Friday, June 6, 2008

What is High Variety Manufacturing (HVM)

What is High Variety Manufacturing (HVM)? Why is it important to define it? High-variety manufacturing is more than just a description of manufacturing processes; HVM is a business model that offers significant opportunities, but it also presents significant challenges. In order to take advantage of the opportunities and solve the challenges, it is necessary to recognize what HVM is and how it is reflected in your company.


A potentially bewildering range of acronyms and descriptors are variously used to describe marketing and manufacturing models that have a high degree of variability, variation, and variety:

  • Mass customization
  • BTO, build-to-order
  • CTO, configure-to-order
  • ETO, engineer-to-order
  • ATO, assemble-to-order,
  • HMLV, high-mix low-volume,
  • Job shop
  • Etc.

There is a problem, however, with lack of precision and definition with these terms and a limitation to the extent of a company's value chains that are described by them. I use the term high-variety manufacturing as an umbrella concept to cover all of these marketing and manufacturing models, framed by the critical idea that HVM is a business model that encompasses all of a company's value chains.

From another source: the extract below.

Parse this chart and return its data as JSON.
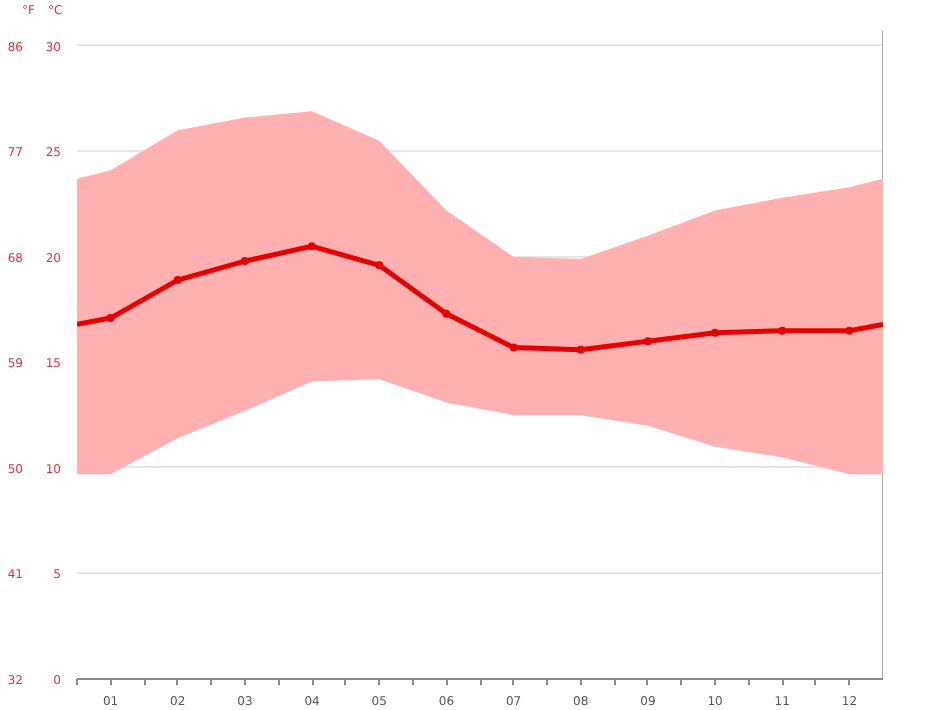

HVM is best-defined as a set of characteristics of which a manufacturer may exhibit any one or all.

  • The sales process is complex and includes customer-driven design and configuration decisions.
  • The products are highly configurable and the number of options and the configuration combinations are such that the demands for specific manufacturing routings, tasks, and materials can not be forecasted. The specific product and its manufacturing demands are not known until the order is received.
  • The production value chain includes non-manufacturing activities such as project engineering; unique manufacturing documentation, such as drawings, generation; unique BOM determination; etc.
  • The company's "product" is competencies rather than specific products. Examples are job shops and short-run or low-volume suppliers to OEMs.
  • The company is a pure custom or project-based manufacturer.


So we return to the question of why it is important to define HVM. One of the most critical keys to success for implementation of any type business and process improvement initiative is alignment. That is, at a strategic and tactic level all business activities, from sales and marketing to product development and management to finance to production, are aligned with the business's objectives (and that those business objectives exist, of course). If, for instance, an initiative such as lean manufacturing does not recognize that project engineering and BOM and manufacturing documentation generation are part of the production value chain in HVM, the degree of success for that initiative is diminished.


Self-knowledge of one's business model and process are necessary to "maximize variety (sales) and minimize variation (production)."

2 comments:

Anonymous said...

Hit the nail right on the head! Alignment is an issue that many overlook, but can mean the difference between huge overhead costs vs many many synergy savings.

Anonymous said...

This is a valuable model for most businesses and given the current economy it is more relevant than ever.